No Time to Lose: A Timely Guide to the Way of the Bodhisattva

As Pema Chodron herself says in her foreword: however many books she has written, this is the first time she has written a book that is a commentary on another book. Writing commentaries is the most traditional way of writing books in Tibetan Buddhism.

No Time to Lose: A Timely Guide to the Way of the Bodhisattva is a commentary on a book that has become one of the most taught books in Tibetan Buddhism: Santideva’s Bodhicharyavatara – The Way of the Bodhisattva.

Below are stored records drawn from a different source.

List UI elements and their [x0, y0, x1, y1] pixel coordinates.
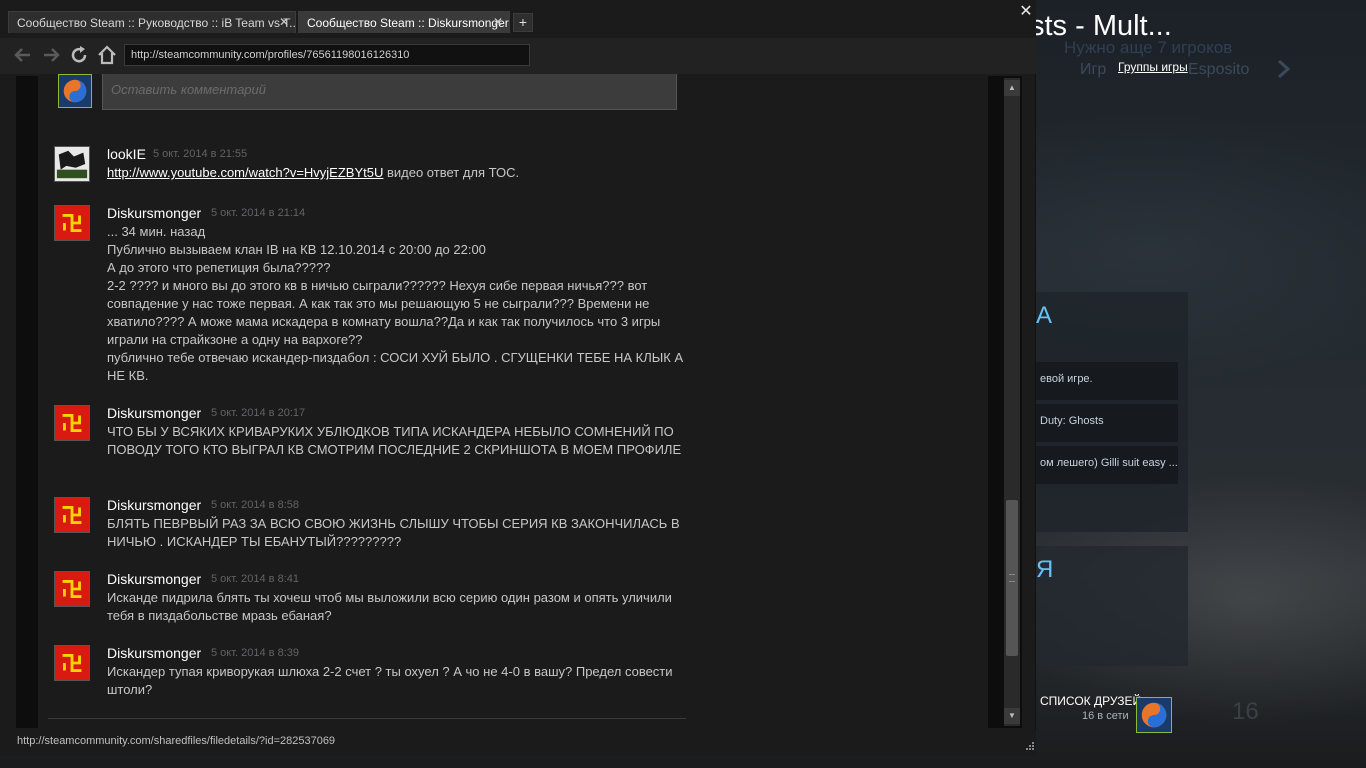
panel-accent-text: A [1036, 302, 1053, 329]
close-window-icon[interactable]: ✕ [1018, 4, 1034, 20]
resize-grip-icon[interactable] [1024, 740, 1034, 750]
comment-text: ЧТО БЫ У ВСЯКИХ КРИВАРУКИХ УБЛЮДКОВ ТИПА… [107, 423, 697, 459]
secondary-panel [1036, 546, 1188, 666]
commenter-avatar[interactable] [54, 497, 90, 533]
game-groups-link[interactable]: Группы игры [1118, 60, 1188, 74]
comment-date: 5 окт. 2014 в 8:58 [211, 499, 299, 511]
comment-input[interactable]: Оставить комментарий [102, 74, 677, 110]
status-bar: http://steamcommunity.com/sharedfiles/fi… [0, 730, 1036, 756]
comment-author[interactable]: Diskursmonger [107, 405, 201, 421]
chevron-right-icon[interactable] [1272, 58, 1294, 80]
friends-online-count: 16 в сети [1082, 710, 1129, 722]
home-icon[interactable] [96, 44, 118, 66]
reload-icon[interactable] [68, 44, 90, 66]
user-avatar[interactable] [1136, 697, 1172, 733]
comment-line: А до этого что репетиция была????? [107, 260, 331, 275]
panel2-accent-text: Я [1036, 556, 1054, 583]
comment-line: БЛЯТЬ ПЕВРВЫЙ РАЗ ЗА ВСЮ СВОЮ ЖИЗНЬ СЛЫШ… [107, 516, 680, 549]
comment-author[interactable]: Diskursmonger [107, 645, 201, 661]
commenter-avatar[interactable] [54, 146, 90, 182]
comment-text: http://www.youtube.com/watch?v=HvyjEZBYt… [107, 164, 697, 182]
tab-label: Сообщество Steam :: Руководство :: iB Te… [17, 16, 296, 30]
comment-date: 5 окт. 2014 в 21:55 [153, 148, 248, 160]
page-scrollbar[interactable]: ▲ ▼ [1004, 78, 1020, 726]
comments-divider [48, 718, 686, 719]
friends-count: 16 [1232, 698, 1259, 725]
comment-date: 5 окт. 2014 в 8:41 [211, 573, 299, 585]
address-bar[interactable]: http://steamcommunity.com/profiles/76561… [124, 44, 530, 66]
tab-bar: Сообщество Steam :: Руководство :: iB Te… [0, 0, 1036, 38]
games-name: Esposito [1188, 61, 1250, 78]
commenter-avatar[interactable] [54, 571, 90, 607]
comment-line: 2-2 ???? и много вы до этого кв в ничью … [107, 278, 661, 347]
need-players-text: Нужно аще 7 игроков [1064, 38, 1233, 57]
comment-line: публично тебе отвечаю искандер-пиздабол … [107, 350, 684, 383]
comment-date: 5 окт. 2014 в 21:14 [211, 207, 306, 219]
new-tab-button[interactable]: + [513, 13, 533, 32]
forward-arrow-icon[interactable] [40, 44, 62, 66]
grip-icon [1009, 574, 1015, 582]
close-tab-icon[interactable]: ✕ [278, 16, 290, 28]
comment-line: Публично вызываем клан IB на КВ 12.10.20… [107, 242, 486, 257]
comment-author[interactable]: Diskursmonger [107, 205, 201, 221]
comment-text-tail: видео ответ для ТОС. [383, 165, 520, 180]
self-avatar [58, 74, 92, 108]
activity-row[interactable]: ом лешего) Gilli suit easy ... [1036, 446, 1178, 484]
back-arrow-icon[interactable] [12, 44, 34, 66]
scroll-down-icon[interactable]: ▼ [1004, 708, 1020, 724]
activity-row[interactable]: Duty: Ghosts [1036, 404, 1178, 442]
comment-text: Искандер тупая криворукая шлюха 2-2 счет… [107, 663, 697, 699]
activity-row[interactable]: евой игре. [1036, 362, 1178, 400]
comment-line: ... 34 мин. назад [107, 224, 206, 239]
commenter-avatar[interactable] [54, 205, 90, 241]
scroll-up-icon[interactable]: ▲ [1004, 80, 1020, 96]
comment-text: БЛЯТЬ ПЕВРВЫЙ РАЗ ЗА ВСЮ СВОЮ ЖИЗНЬ СЛЫШ… [107, 515, 697, 551]
comment-date: 5 окт. 2014 в 8:39 [211, 647, 299, 659]
comment-author[interactable]: lookIE [107, 146, 146, 162]
browser-tab[interactable]: Сообщество Steam :: Руководство :: iB Te… [8, 11, 296, 33]
close-tab-icon[interactable]: ✕ [492, 16, 504, 28]
comment-line: ЧТО БЫ У ВСЯКИХ КРИВАРУКИХ УБЛЮДКОВ ТИПА… [107, 424, 682, 457]
friends-list-label[interactable]: СПИСОК ДРУЗЕЙ [1040, 694, 1141, 708]
comment-author[interactable]: Diskursmonger [107, 497, 201, 513]
comment-date: 5 окт. 2014 в 20:17 [211, 407, 306, 419]
comment-text: Исканде пидрила блять ты хочеш чтоб мы в… [107, 589, 697, 625]
commenter-avatar[interactable] [54, 405, 90, 441]
tab-label: Сообщество Steam :: Diskursmonger [307, 16, 509, 30]
comment-line: Исканде пидрила блять ты хочеш чтоб мы в… [107, 590, 672, 623]
comment-line: Искандер тупая криворукая шлюха 2-2 счет… [107, 664, 673, 697]
comment-text: ... 34 мин. назад Публично вызываем клан… [107, 223, 697, 385]
commenter-avatar[interactable] [54, 645, 90, 681]
games-label: Игр [1080, 61, 1107, 78]
browser-tab-active[interactable]: Сообщество Steam :: Diskursmonger ✕ [298, 11, 510, 33]
scrollbar-thumb[interactable] [1006, 500, 1018, 656]
overlay-browser-window: Сообщество Steam :: Руководство :: iB Te… [0, 0, 1036, 756]
comment-author[interactable]: Diskursmonger [107, 571, 201, 587]
comment-link[interactable]: http://www.youtube.com/watch?v=HvyjEZBYt… [107, 165, 383, 180]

Pema Chodron does not feel herself qualified to write this book – yet she does. That is the traditional expression of humility that is expected when starting such a task. She has chosen to stick to what she is good at: creating accessible and psychologically useful books. She picked out the translation of Santideva on that basis as well.

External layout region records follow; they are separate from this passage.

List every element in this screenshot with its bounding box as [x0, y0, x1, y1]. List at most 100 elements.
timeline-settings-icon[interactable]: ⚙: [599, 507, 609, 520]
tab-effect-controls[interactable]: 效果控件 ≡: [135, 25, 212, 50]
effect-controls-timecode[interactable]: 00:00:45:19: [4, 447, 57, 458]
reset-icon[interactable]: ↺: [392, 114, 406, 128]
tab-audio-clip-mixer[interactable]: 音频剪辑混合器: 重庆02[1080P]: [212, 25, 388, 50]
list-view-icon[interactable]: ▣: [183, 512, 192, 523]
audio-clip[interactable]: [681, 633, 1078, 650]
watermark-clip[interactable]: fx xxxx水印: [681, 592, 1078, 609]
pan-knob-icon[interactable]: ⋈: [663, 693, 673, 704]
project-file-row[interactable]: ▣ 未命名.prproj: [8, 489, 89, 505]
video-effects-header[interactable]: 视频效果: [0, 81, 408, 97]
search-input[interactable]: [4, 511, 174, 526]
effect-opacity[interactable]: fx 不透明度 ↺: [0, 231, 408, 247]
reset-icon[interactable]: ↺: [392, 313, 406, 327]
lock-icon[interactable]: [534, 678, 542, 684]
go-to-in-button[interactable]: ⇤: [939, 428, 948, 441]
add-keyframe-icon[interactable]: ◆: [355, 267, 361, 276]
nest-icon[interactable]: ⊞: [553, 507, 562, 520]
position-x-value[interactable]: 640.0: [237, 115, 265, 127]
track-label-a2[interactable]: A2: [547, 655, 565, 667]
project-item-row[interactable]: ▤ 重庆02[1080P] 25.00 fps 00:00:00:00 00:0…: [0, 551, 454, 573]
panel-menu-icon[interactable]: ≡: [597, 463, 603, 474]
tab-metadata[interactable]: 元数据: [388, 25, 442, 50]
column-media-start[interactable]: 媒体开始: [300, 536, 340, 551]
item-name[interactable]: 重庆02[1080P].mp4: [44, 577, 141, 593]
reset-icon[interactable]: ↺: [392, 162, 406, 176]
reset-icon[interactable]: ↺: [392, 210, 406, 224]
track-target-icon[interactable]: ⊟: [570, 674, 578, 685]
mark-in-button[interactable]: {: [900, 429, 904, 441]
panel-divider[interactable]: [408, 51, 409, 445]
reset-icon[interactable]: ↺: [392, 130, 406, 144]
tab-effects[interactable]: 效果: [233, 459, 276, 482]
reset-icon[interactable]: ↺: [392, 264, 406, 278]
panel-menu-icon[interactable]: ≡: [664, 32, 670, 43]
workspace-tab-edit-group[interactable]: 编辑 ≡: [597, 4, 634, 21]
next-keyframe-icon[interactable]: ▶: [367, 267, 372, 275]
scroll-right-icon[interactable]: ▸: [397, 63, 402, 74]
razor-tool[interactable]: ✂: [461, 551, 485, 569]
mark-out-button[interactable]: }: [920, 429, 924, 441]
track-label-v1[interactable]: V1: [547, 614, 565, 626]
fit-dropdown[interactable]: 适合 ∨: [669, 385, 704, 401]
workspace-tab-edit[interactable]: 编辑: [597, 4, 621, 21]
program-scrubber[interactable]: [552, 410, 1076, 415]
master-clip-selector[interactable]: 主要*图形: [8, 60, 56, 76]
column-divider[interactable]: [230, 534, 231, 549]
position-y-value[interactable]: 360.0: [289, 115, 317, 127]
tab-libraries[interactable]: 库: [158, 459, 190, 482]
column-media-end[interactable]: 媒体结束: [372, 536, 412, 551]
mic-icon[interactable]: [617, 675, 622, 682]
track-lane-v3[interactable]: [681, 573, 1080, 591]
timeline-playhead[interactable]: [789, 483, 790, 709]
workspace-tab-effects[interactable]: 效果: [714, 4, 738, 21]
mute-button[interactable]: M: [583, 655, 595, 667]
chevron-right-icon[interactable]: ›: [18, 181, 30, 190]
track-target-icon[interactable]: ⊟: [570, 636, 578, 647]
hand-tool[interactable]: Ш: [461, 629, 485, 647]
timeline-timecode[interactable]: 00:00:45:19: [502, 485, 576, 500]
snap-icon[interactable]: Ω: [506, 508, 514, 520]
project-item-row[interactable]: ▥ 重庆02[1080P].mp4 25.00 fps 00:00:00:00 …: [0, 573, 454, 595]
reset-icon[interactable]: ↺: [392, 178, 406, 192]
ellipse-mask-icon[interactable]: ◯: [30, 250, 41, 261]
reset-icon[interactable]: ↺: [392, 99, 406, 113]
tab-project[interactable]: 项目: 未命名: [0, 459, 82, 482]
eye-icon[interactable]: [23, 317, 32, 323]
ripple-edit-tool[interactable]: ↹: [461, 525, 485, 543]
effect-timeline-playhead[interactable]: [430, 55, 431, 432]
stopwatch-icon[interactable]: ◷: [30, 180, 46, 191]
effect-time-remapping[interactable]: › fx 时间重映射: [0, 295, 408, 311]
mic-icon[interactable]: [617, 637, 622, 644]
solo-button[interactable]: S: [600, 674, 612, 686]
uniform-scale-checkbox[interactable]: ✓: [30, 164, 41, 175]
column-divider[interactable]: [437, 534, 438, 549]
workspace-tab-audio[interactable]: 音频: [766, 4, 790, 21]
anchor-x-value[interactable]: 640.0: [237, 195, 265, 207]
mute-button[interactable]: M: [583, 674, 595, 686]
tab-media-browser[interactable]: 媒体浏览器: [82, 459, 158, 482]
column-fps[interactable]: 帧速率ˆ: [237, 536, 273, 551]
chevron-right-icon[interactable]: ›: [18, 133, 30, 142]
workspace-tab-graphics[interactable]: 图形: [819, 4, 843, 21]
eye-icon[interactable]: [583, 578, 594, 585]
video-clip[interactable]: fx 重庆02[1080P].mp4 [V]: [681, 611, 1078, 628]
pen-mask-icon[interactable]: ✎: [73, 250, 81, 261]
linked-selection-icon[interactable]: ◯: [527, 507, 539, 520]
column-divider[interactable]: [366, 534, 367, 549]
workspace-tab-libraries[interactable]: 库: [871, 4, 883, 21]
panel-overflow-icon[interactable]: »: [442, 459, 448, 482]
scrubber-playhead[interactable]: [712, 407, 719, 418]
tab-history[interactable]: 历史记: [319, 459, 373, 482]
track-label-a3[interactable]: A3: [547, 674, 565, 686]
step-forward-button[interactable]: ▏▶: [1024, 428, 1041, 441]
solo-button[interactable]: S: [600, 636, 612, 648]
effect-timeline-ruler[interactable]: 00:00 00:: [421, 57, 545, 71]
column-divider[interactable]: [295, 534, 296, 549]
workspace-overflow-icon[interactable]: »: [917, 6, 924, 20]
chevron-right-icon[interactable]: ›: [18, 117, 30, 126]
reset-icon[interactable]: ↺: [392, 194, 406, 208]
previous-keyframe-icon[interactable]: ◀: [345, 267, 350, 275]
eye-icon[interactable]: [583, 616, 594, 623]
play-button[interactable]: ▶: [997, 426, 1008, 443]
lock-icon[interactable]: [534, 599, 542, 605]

In fact, when Santideva himself expresses his humility, she has the following to say (1.2):

[Santideva] What I have to say has all been said before,
And I am destitute of learning and of skill with words.
I therefore have no thought that this might be of benefit to others;
I wrote it only to sustain my understanding.

[Pema Chodron] Invoking a humility that is also traditional, Shantideva expresses a clear understanding of the danger of arrogance. He knows that even if the Buddha were sitting in front of him, it would do him no good if his mind were filled with pride.

Humility, however, should not be confused with low self-esteem. When Shantideva says he is destitute of learning and of skill with words, he is not expressing self-contempt. The low self-esteem so common in the West rests on a fixed idea of personal inadequacy. Shantideva is committed to not getting trapped in such limiting identities. He is simply humble enough to know where he gets stuck, and intelligent enough to realize he has the tools to free himself.

This is what Pema Chodron does again and again in this book: she respects and emulates the essence of what Santideva has to say, but she also warns us of our Western cultural tendencies that may make us misunderstand the message.

[Santideva 2.3.1.] All the evil I, a sinner, have committed,
The sin that clings to me through many evil deeds;
All frightful things that I have caused to be,
I openly declare to you, the teachers of the world.

[Pema Chodron] This translation, I, a sinnermay be misleading. Buddhism stresses going beyond any fixed identity: good, bad, or in-between. Basically, with the right methods for working with our minds and the willingness to use them, we all have the ability to turn anything around.

[…] One positive view of words like “sin”and “sinner” is that they get our attention and remind us that this is not a subject to be taken lightly. I prefer to avoid words that are culturally loaded, so we don’t infuse Buddhist teachings with misleading projections. Trungpa Rinpoche, for instance, translated the Tibetan word dikpaas “neurotic crimes” rather than “sin,” choosing a psychological rather than an ethical interpretation. Words that identify us as fundamentally marred don’t seem helpful. Without them, we are more likely to feel inspired to connect with our inherent strength and goodness.

This book is probably one of the best introductions to Shantideva’s classic text as any. It has a decent translation and, as I have shown, Pema Chodron tackles common Western misconceptions in her commentary. The book has one limitation: the final ‘Wisdom’ chapter isn’t included. This makes sense: it is notoriously difficult and philosophically on a totally different plane from the rest of the book.